South Korean envoys appealed for their own exemption when they visited the White House this week to brief Mr. Trump on their meeting with North Korea’s leader, Kim Jong-un. The meeting set the stage for Mr. Trump to agree to meet Mr. Kim for negotiations on North Korea’s nuclear arsenal.
The envoys urged Secretary of Defense James N. Mattis and H.R. McMaster, Mr. Trump’s national security adviser, to intervene for the sake of the alliance, said Kim Eui-kyeom, the spokesman for South Korean President Moon Jae-in.
Whether the appeals will work is an open question. Despite South Korea’s critical role in defusing tensions with North Korea, the Trump administration has claimed the country is a conduit for Chinese steel evading anti-dumping rules — a practice known as transshipping. South Korean officials have argued that only 2.4 percent of steel exported to the United States in 2016 used Chinese material.
Seoul is badly in need of a free pass for its steel industry. The country accounts for almost 10 percent of United States steel imports and stands to suffer the most from tariffs.

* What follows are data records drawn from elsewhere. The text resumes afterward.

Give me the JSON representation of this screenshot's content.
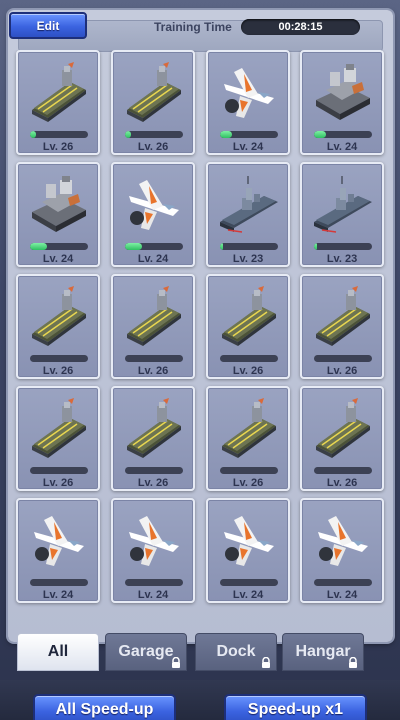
{
  "header": {
    "edit_label": "Edit",
    "training_label": "Training Time",
    "timer": "00:28:15"
  },
  "units": [
    {
      "kind": "carrier",
      "level": "Lv. 26",
      "progress": 0.1
    },
    {
      "kind": "carrier",
      "level": "Lv. 26",
      "progress": 0.1
    },
    {
      "kind": "jet",
      "level": "Lv. 24",
      "progress": 0.2
    },
    {
      "kind": "tank",
      "level": "Lv. 24",
      "progress": 0.2
    },
    {
      "kind": "tank",
      "level": "Lv. 24",
      "progress": 0.3
    },
    {
      "kind": "jet",
      "level": "Lv. 24",
      "progress": 0.3
    },
    {
      "kind": "destroyer",
      "level": "Lv. 23",
      "progress": 0.05
    },
    {
      "kind": "destroyer",
      "level": "Lv. 23",
      "progress": 0.05
    },
    {
      "kind": "carrier",
      "level": "Lv. 26",
      "progress": 0
    },
    {
      "kind": "carrier",
      "level": "Lv. 26",
      "progress": 0
    },
    {
      "kind": "carrier",
      "level": "Lv. 26",
      "progress": 0
    },
    {
      "kind": "carrier",
      "level": "Lv. 26",
      "progress": 0
    },
    {
      "kind": "carrier",
      "level": "Lv. 26",
      "progress": 0
    },
    {
      "kind": "carrier",
      "level": "Lv. 26",
      "progress": 0
    },
    {
      "kind": "carrier",
      "level": "Lv. 26",
      "progress": 0
    },
    {
      "kind": "carrier",
      "level": "Lv. 26",
      "progress": 0
    },
    {
      "kind": "jet",
      "level": "Lv. 24",
      "progress": 0
    },
    {
      "kind": "jet",
      "level": "Lv. 24",
      "progress": 0
    },
    {
      "kind": "jet",
      "level": "Lv. 24",
      "progress": 0
    },
    {
      "kind": "jet",
      "level": "Lv. 24",
      "progress": 0
    }
  ],
  "tabs": [
    {
      "label": "All",
      "active": true,
      "locked": false
    },
    {
      "label": "Garage",
      "active": false,
      "locked": true
    },
    {
      "label": "Dock",
      "active": false,
      "locked": true
    },
    {
      "label": "Hangar",
      "active": false,
      "locked": true
    }
  ],
  "buttons": {
    "all_speedup": "All Speed-up",
    "speedup_x1": "Speed-up x1"
  },
  "colors": {
    "accent_blue": "#3b63e0",
    "progress_green": "#2fbf62"
  }
}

That highlights another problem with Mr. Trump’s protectionist thrust: Most of the producers hurt are friends, or at least thought they were.
“The difficulty is that a huge portion of U.S. steel imports come from core allies like Nafta, Japan, Australia, and Brazil,” said Seth Rosenfeld, an analyst at Jefferies, an investment bank, in London. “The U.S. will be in a situation where it is granting Japan an exemption and not Korea and this has the risk of royally disrupting your geopolitics.”
American allies were particularly floored by Mr. Trump’s justification for the tariffs. He invoked a provision of W.T.O. rules that allows countries to impose trade restrictions in the interest of national security.
“How India or any other country could be a threat to the U.S. within the steel industry, I don’t know,” said Shivramkrishnan Hariharan, the commercial director of Essar Steel, a large steel manufacturer based in Mumbai.
The national security argument seemed even weaker when applied to South Korea or European countries that have formal military alliances with the United States.
The tariffs “have nothing to do with the security of the United States,” Georg Streiter, a spokesman for German Chancellor Angela Merkel, said at a news briefing Friday. “It’s purely business.”
Argentina’s president, Mauricio Macri, made his country’s request for an exemption in a Friday morning phone call to Mr. Trump. Mr. Macri expressed “his concern over the potential negative effect of these measures,” the Argentine government said. “Trump expressed a commitment to evaluate his request.”
Argentina is already paying a price for United States trade barriers. Last year, the Department of Commerce imposed duties of up to 70 percent on Argentine biodiesel, virtually shutting off what had been the most lucrative market for the country’s soybean-based biofuel.
While foreign officials said they hoped to use diplomacy to win exemptions to the steel and aluminum tariffs, they also reserved the right to get nasty. The European Union, South Korea and others said they would file complaints with the W.T.O., which under international treaties has the power to resolve trade disputes.
Among them was Brazil, which sends steel products to the United States but also imported about $1 billion in American coal last year for its metals industry.
Jorge Arbache, the Brazilian planning ministry’s secretary for foreign affairs, said in an interview that the Brazilian government was still trying to work things out in a friendly way.
But he noted that his country retained some options, including appealing to the W.T.O., or reducing its purchases from the United States.
“If we produce less steel,” Mr. Arbache said, “we may import less American coal.”
Because of an editing error, an earlier version of this article misstated the surname of the Brazilian planning ministry’s secretary for foreign affairs. He is Jorge Arbache, not Abrache.